Parmi ces certitudes, il en va désormais du questionnement de la survie même du modèle social français. Il en est également de la question de la France comme parangon de vertu avec la paternité de la déclaration des droits de l’Homme et du citoyen. Loin d’être dédouanée , la France renoue ainsi avec une polémique sur la véritable interprétation de son histoire esclavagiste et coloniale. Ainsi de même lorsque les acteurs politiques tentent de retrouver un positionnement par rapport à l’histoire qui leur permette de donner du sens à leurs souvenirs, les efforts déployés à cet effet restent souvent embryonnaires en raison d’un certain flou autour de la question « qui a fait quoi dans le passé ». Dans un contexte post-conflictuel, ici entendu au sens large, il existe en effet principalement deux développements envisageables : soit la population française tente de refouler l’évènement pour tenter de renouer avec un passé glorieux de l’avant période coloniale et c’est ce qui se passe actuellement chez certains hommes politiques et historiens ; soit au contraire, les acteurs politiques insistent sur le risque de fracture de la société à partir du conflit identitaire existant afin de proposer un nouveau départ.
L’objectif serait alors de construire une nouvelle mémoire en se démarquant de la situation d’avant crise covid 19 . Pour ce faire, il faut procéder à un petit retour en arrière notamment lors de la crise des subprimes en 2008 . C’était une crise financière, provoquée par la rapacité et l’inconséquence des banques, le capitalisme paraissait sur la sellette. D’innombrables essais et articles, publiés il y a une dizaine d’années, nous annonçaient la disparition imminente d’un système économique où les mouvements de capitaux avaient divorcé de l’économie réelle. Sur le plan politique, il paraissait évident, à la grande majorité des observateurs, que cette crise du capitalisme allait nécessairement bénéficier aux partis les plus à gauche de l’échiquier politique. Et les médias donnèrent alors un écho démesuré aux mouvements de gauche qui semblaient en apporter la démonstration.

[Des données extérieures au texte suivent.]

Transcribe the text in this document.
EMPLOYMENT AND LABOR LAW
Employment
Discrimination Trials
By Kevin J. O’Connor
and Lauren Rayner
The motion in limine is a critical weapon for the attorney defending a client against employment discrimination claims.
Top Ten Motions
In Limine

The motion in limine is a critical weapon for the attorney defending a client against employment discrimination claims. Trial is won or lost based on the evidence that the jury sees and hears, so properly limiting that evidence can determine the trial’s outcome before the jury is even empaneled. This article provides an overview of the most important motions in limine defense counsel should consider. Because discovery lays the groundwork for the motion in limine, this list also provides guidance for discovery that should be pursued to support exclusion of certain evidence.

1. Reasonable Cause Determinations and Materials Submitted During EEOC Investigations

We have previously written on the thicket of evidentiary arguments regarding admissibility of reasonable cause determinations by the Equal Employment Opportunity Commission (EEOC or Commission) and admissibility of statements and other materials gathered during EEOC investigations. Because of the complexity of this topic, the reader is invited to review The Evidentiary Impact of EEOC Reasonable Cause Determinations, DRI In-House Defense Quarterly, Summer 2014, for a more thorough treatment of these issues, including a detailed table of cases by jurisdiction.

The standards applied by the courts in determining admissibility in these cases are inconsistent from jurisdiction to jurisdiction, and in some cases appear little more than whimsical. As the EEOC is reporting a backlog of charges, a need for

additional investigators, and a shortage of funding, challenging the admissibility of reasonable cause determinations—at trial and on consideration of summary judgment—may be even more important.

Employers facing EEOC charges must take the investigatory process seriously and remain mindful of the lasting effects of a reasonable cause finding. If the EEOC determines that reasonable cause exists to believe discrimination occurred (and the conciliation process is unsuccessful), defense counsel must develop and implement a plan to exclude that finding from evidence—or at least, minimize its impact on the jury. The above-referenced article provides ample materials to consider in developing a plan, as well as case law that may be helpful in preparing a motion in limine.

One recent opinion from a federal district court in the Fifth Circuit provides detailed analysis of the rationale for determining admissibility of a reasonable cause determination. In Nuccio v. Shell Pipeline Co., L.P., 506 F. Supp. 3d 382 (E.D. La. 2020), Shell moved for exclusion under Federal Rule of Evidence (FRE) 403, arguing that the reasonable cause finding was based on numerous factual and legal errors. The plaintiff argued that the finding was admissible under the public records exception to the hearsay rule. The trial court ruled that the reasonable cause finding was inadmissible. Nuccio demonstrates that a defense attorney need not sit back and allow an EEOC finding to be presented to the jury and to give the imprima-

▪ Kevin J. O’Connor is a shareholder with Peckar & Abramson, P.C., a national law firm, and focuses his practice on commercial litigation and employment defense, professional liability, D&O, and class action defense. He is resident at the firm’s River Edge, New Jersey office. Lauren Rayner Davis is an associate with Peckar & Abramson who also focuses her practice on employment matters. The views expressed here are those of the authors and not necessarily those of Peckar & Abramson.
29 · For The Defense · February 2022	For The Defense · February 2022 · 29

Or, non seulement le système capitaliste n’a nullement été abrogé, ni remplacé, mais politiquement et dans le monde entier, ce sont les populistes de droite qui ont eu le vent en poupe. Et ce n’est certes pas le capitalisme qu’ils menacent, mais les libertés publiques, les droits de l’opposition, l’indépendance de la magistrature et des médias. Dans des démocraties représentatives devenues de plus en plus méritocratiques, ils ont su capter l’exaspération des peuples envers les immigrés, les élites, les experts, les supériorités de toute nature.
C’est dans ce cadre historique que les prévisions pour le « monde d’après » se multiplient mais peut-on y trouver des pistes sérieuses pour encaisser les affres du passé et anticiper l’avenir du pays quand on voit que les dirigeants français prétendent plus que jamais distribuer plus en produisant moins, traquant vainement le pseudo-trésor caché de l’économie française. Or, loin de regorger de richesses enfouies, la France est maintenant un pays appauvri non seulement par trente années de croissance molle, de chômage structurel et de dérive de la dette publique, mais de surcroît aujourd’hui se retrouve affaiblie par la terrible crise économique et sociale provoquée par le Covid 19.
En cela, il ne fait aucun doute que l’horizon économique de la France s’assombrit un peu plus. Selon les prévisions de l’Organisation de coopération et de développement économiques (OCDE), publiées récemment , la France va enregistrer l’une des plus fortes chutes du PIB au monde. Cette contraction devrait se situer entre 11,4 % et 14,1 % en 2020. Parallèlement on a appris que 500 000 emplois ont été détruits au premier trimestre dans le pays. Une chute, au cours d’une période marquée par le début du confinement le 17 mars, qui a principalement été alimentée par le plongeon de l’intérim (318 100 emplois détruits, soit un effondrement de 40,4 %), et qui devrait se poursuivre selon le gouvernement.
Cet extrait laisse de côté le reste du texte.